In 1985, when I was a sophomore in college, I received as a holiday gift the original London cast recording of Les Misérables. This album came to the States long before the show ever did, and I became instantly obsessed with it. I was a serious acting student in a theatre program and to me this show represented a bridge between my two favorite theatre genres, classical theatre and musical theatre. Imagine-- an epic pop opera based on great literature produced by the Royal Shakespeare Company! I was in heaven.
Sometime over the next year or so, the tour of the show came through Boston and I went. I can still remember the impact the original production had on me... it was so sweeping, so impassioned, with such spectacular stagecraft. The finale literally lifted me out of my seat. So great was my appreciation of the show, I did the Marius/Eponine duet, "A Little Fall of Rain" for my senior showcase presentation.
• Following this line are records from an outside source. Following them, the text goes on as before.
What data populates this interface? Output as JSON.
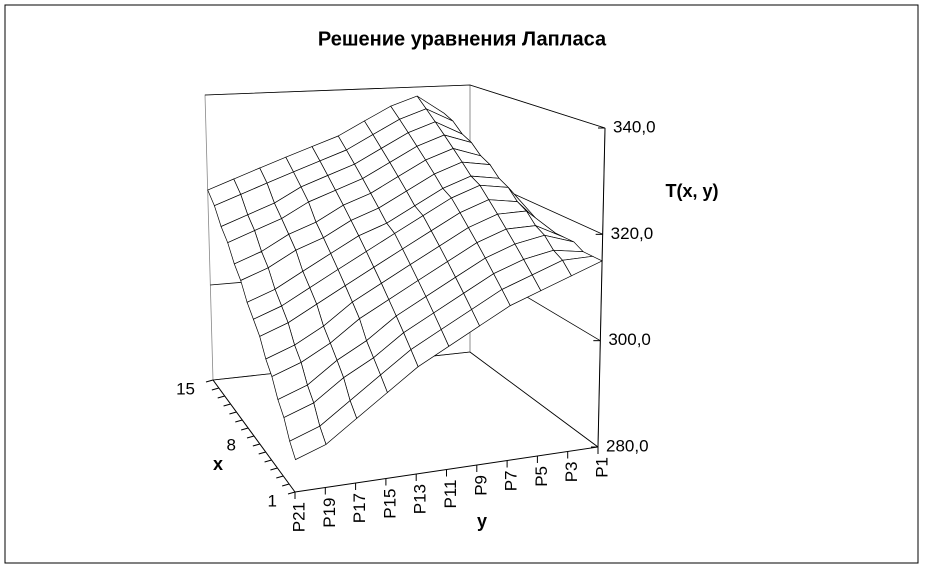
{
  "chart_data": {
    "type": "surface",
    "title": "Решение уравнения Лапласа",
    "x_label": "x",
    "y_label": "y",
    "z_label": "T(x, y)",
    "categories": [
      "P1",
      "P3",
      "P5",
      "P7",
      "P9",
      "P11",
      "P13",
      "P15",
      "P17",
      "P19",
      "P21"
    ],
    "series": [
      {
        "name": "1",
        "values": [
          315,
          313,
          311,
          309,
          306,
          303,
          300,
          296,
          292,
          288,
          286
        ]
      },
      {
        "name": null,
        "values": [
          315,
          315,
          313,
          311,
          308,
          305,
          302,
          298,
          294,
          290,
          288
        ]
      },
      {
        "name": null,
        "values": [
          315,
          316,
          315,
          313,
          310,
          307,
          304,
          300,
          297,
          293,
          291
        ]
      },
      {
        "name": null,
        "values": [
          316,
          318,
          317,
          315,
          312,
          309,
          306,
          302,
          299,
          295,
          293
        ]
      },
      {
        "name": null,
        "values": [
          316,
          319,
          319,
          317,
          314,
          311,
          308,
          305,
          301,
          298,
          296
        ]
      },
      {
        "name": null,
        "values": [
          316,
          321,
          321,
          319,
          316,
          313,
          310,
          307,
          303,
          300,
          298
        ]
      },
      {
        "name": null,
        "values": [
          316,
          322,
          323,
          321,
          318,
          315,
          312,
          309,
          306,
          303,
          301
        ]
      },
      {
        "name": "8",
        "values": [
          317,
          324,
          325,
          323,
          320,
          317,
          314,
          311,
          308,
          305,
          303
        ]
      },
      {
        "name": null,
        "values": [
          317,
          325,
          326,
          324,
          321,
          318,
          316,
          313,
          310,
          307,
          305
        ]
      },
      {
        "name": null,
        "values": [
          317,
          327,
          328,
          326,
          323,
          320,
          318,
          315,
          313,
          310,
          308
        ]
      },
      {
        "name": null,
        "values": [
          317,
          328,
          330,
          328,
          325,
          322,
          320,
          317,
          315,
          312,
          310
        ]
      },
      {
        "name": null,
        "values": [
          317,
          330,
          332,
          330,
          327,
          324,
          322,
          320,
          317,
          315,
          313
        ]
      },
      {
        "name": null,
        "values": [
          318,
          331,
          334,
          332,
          329,
          326,
          324,
          322,
          319,
          317,
          315
        ]
      },
      {
        "name": null,
        "values": [
          318,
          333,
          336,
          334,
          331,
          328,
          326,
          324,
          322,
          320,
          318
        ]
      },
      {
        "name": "15",
        "values": [
          318,
          334,
          338,
          336,
          333,
          330,
          328,
          326,
          324,
          322,
          320
        ]
      }
    ],
    "zlim": [
      280,
      340
    ],
    "zticks": [
      {
        "value": 280,
        "label": "280,0"
      },
      {
        "value": 300,
        "label": "300,0"
      },
      {
        "value": 320,
        "label": "320,0"
      },
      {
        "value": 340,
        "label": "340,0"
      }
    ],
    "grid": true,
    "color": "#ffffff",
    "line_color": "#000000"
  }
}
I moved to New York right after graduating college, and was here less than a year before I returned to Boston to get more experience and be better prepared for the demands of life in NYC. But during that brief time I was here, I went to every single audition for the Broadway production of Les Misérables I could get into. I was 22 years old, ambitious and in love with the idea of being one of those guys on the barricade. After several calls where I got 'typed out' each time, the casting director, Vinnie Liff, took me aside, put his arm around me and, after praising my singing and my audition, told me I was simply too short for the show. I was disappointed but am to this day grateful to Mr. Liff (may he rest in peace) for being so generous to tell me why this coveted show was out of my reach.
Well, fast forward over 25 years and I am now a character actor, with a new goal: to play the show-stealing, shameless, hilarious and villainous Thénardier. Over the past few years I have done numerous auditions for the role for regional theatre productions and for the recent 25th anniversary tour... chasing the part with the same determination with which I chased John Adams in 1776. It always seemed I was losing the role to an actor who, without the aid of makeup or costume, looked more 'charactery.' But I knew that I had the stuff to bring both the comedy and the chilling evil of the character and the transformative ability to look the part as well.
Fortunately, director DJ Salisbury and Orlando Shakespeare Theater Artistic Director Jim Helsinger 'got it' this season, and have cast me in what will be the most ambitious production in the theatre's history, amidst a company that includes Broadway greats like Davis Gaines, and dear friends like the sublime Lianne Marie Dobbs, whose successful debut cabaret act I directed here in New York. In just a couple weeks I will become the 'master of the house' and finally get to be a part of this fabulous piece of musical theatre, fulfilling an ambition I've cherished for nearly 30 years!